In stepped a young nurse, brown-haired, blue-eyed, clipboard in hand. She was mid-step when she looked up, her gaze locking onto him.

She froze.

The clipboard slipped from her grasp, clattering against the tile floor.

Yep. That's not a normal reaction.

The nurse's lips parted like she wanted to speak, but no sound came. Instead, she quickly spun on her heel, bolting halfway back out the doorway.

"DOCTOR! GET THE DOCTOR!" she yelled into the corridor, voice cracking. "Patient C-99 is awake!"

The hallway was suddenly filled with rushed footsteps.

Riven flinched as the door hissed open again, wider this time. A trio entered.

The first was the nurse, now pale and breathing hard. Behind her came a tall man in a white coat, glasses, silver-streaked hair, a clipboard, and finally, a woman in a sleek black suit that absolutely did not belong in a hospital.

Riven's eyes lingered on her.

She didn't move like a nurse. Or a doctor.

More like a warrior.

The doctor approached, ignoring the tense silence.

"Vitals stabilizing… neural response within margin… metabolic rate low but climbing." His tone was clipped, clinical, as if Riven were more interesting as a collection of anomalies than a person.

"Remarkable." He said with an awed expression.

"Remarkable?" Riven rasped. "I wake up three months late, and that's your opener?"

The doctor glanced up, startled, and then offered a shallow nod. "Ah. Speech coherence intact. That's promising."

"Promising," Riven repeated, tone flat. "Doc, I don't know if you've noticed, but I'm not exactly winning the post-coma lottery here. Can someone please tell me what the hell's going on?"

Before the doctor could answer, the woman in black stepped forward.

Her voice was calm, smooth, and very, very practiced.

"You're safe, Mr. Cael. You've been… under special observation."

Riven narrowed his eyes.

"Oh good. I love euphemisms. Who are you?"

She ignored the question. "Do you remember what happened before you blacked out?"

Riven hesitated.

That clicking voice. That hunger. Those claws that should have ended him.

He nodded slowly. "I remember enough to know that thing should've killed me."

The doctor and the suited woman exchanged a glance.

Then she spoke again, this time more carefully.
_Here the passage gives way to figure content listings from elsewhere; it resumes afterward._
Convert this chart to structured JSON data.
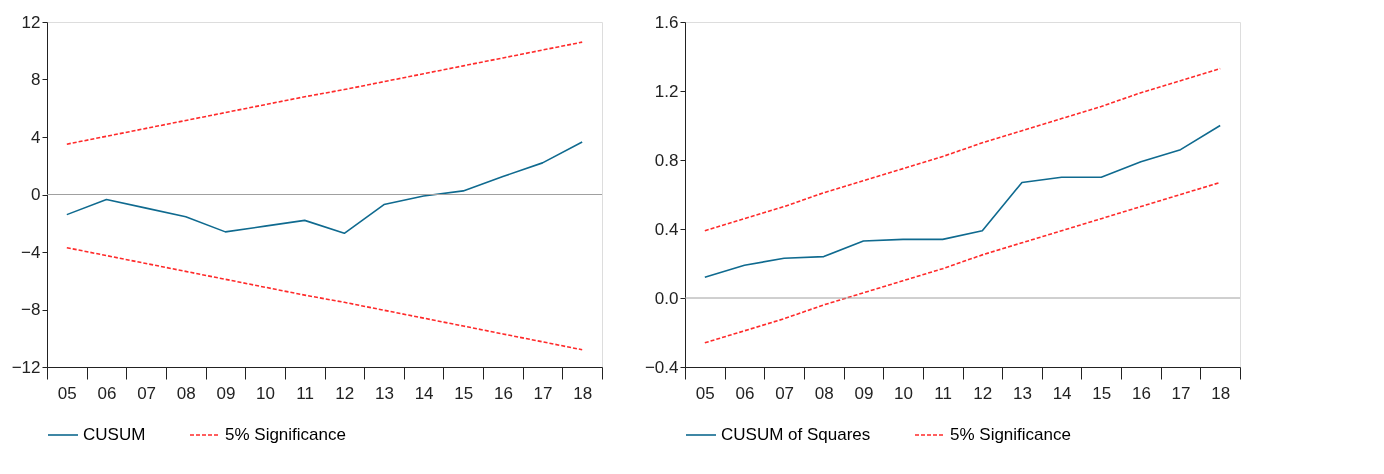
{
  "chart_data": [
    {
      "type": "line",
      "categories": [
        "05",
        "06",
        "07",
        "08",
        "09",
        "10",
        "11",
        "12",
        "13",
        "14",
        "15",
        "16",
        "17",
        "18"
      ],
      "ylim": [
        -12,
        12
      ],
      "yticks": [
        -12,
        -8,
        -4,
        0,
        4,
        8,
        12
      ],
      "grid": false,
      "legend": "bottom",
      "marker": "none",
      "ref_lines": [
        {
          "axis": "y",
          "value": 0,
          "color": "#a0a0a0"
        }
      ],
      "series": [
        {
          "name": "CUSUM",
          "color": "#0f6a8f",
          "line_style": "solid",
          "values": [
            -1.4,
            -0.35,
            -0.95,
            -1.55,
            -2.6,
            -2.2,
            -1.8,
            -2.7,
            -0.7,
            -0.1,
            0.25,
            1.25,
            2.2,
            3.65
          ]
        },
        {
          "name": "5% Significance",
          "color": "#ff2a2a",
          "line_style": "dashed",
          "values": [
            3.5,
            4.05,
            4.6,
            5.15,
            5.7,
            6.25,
            6.8,
            7.3,
            7.85,
            8.4,
            8.95,
            9.5,
            10.05,
            10.6
          ]
        },
        {
          "name": "5% Significance",
          "color": "#ff2a2a",
          "line_style": "dashed",
          "values": [
            -3.7,
            -4.25,
            -4.8,
            -5.35,
            -5.9,
            -6.45,
            -7.0,
            -7.5,
            -8.05,
            -8.6,
            -9.15,
            -9.7,
            -10.25,
            -10.8
          ]
        }
      ]
    },
    {
      "type": "line",
      "categories": [
        "05",
        "06",
        "07",
        "08",
        "09",
        "10",
        "11",
        "12",
        "13",
        "14",
        "15",
        "16",
        "17",
        "18"
      ],
      "ylim": [
        -0.4,
        1.6
      ],
      "yticks": [
        {
          "value": -0.4,
          "label": "−0.4"
        },
        {
          "value": 0,
          "label": "0.0"
        },
        {
          "value": 0.4,
          "label": "0.4"
        },
        {
          "value": 0.8,
          "label": "0.8"
        },
        {
          "value": 1.2,
          "label": "1.2"
        },
        {
          "value": 1.6,
          "label": "1.6"
        }
      ],
      "grid": false,
      "legend": "bottom",
      "marker": "none",
      "ref_lines": [
        {
          "axis": "y",
          "value": 0,
          "color": "#a0a0a0"
        }
      ],
      "series": [
        {
          "name": "CUSUM of Squares",
          "color": "#0f6a8f",
          "line_style": "solid",
          "values": [
            0.12,
            0.19,
            0.23,
            0.24,
            0.33,
            0.34,
            0.34,
            0.39,
            0.67,
            0.7,
            0.7,
            0.79,
            0.86,
            1.0
          ]
        },
        {
          "name": "5% Significance",
          "color": "#ff2a2a",
          "line_style": "dashed",
          "values": [
            0.39,
            0.46,
            0.53,
            0.61,
            0.68,
            0.75,
            0.82,
            0.9,
            0.97,
            1.04,
            1.11,
            1.19,
            1.26,
            1.33
          ]
        },
        {
          "name": "5% Significance",
          "color": "#ff2a2a",
          "line_style": "dashed",
          "values": [
            -0.26,
            -0.19,
            -0.12,
            -0.04,
            0.03,
            0.1,
            0.17,
            0.25,
            0.32,
            0.39,
            0.46,
            0.53,
            0.6,
            0.67
          ]
        }
      ]
    }
  ]
}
"It didn't. In fact… it fled. The containment squad found you alone, covered in ichor, heart rate unreadable, temperature below viable human range. And yet…" She gestured at him. "Here you are."

The doctor adjusted his glasses. "We believe your body underwent… an unsanctioned metamorphic event. One that's still unfolding."

Riven blinked. "Metamorphic what now?"

"You've changed," the woman said simply. "And we don't know how yet."

A chill ran down his spine.

"Fantastic," Riven muttered. "So I'm a science project now."

The doctor smiled faintly. "No, Mr. Cael. You're a miracle."

The suited woman, however, did not smile.

"Miracles are unpredictable," she said. "And dangerous."

Riven pretended not to hear the suited woman's ominous remark.

Instead, he turned, slowly, stiffly, to the doctor, his voice hoarse but steady. "You called me a miracle. You wanna explain that without the dramatic pause this time?"

The doctor perked up as if someone had just offered him front-row tickets to a legendary dissection.

"Ah, yes! Wonderful question." He stepped forward with too much excitement for Riven's comfort and gestured toward the nurse beside him. "I'm Dr. Kel Varneth, Lead Bioarcanist and Head of Mutation Studies here at Sector Twelve's Observation Wing. And this is my assistant, Nurse Elira, though you already made quite the impression."

Elira offered a stiff, apologetic nod, still avoiding his eyes.

"Now then," Kel clapped his hands once, "prepare yourself."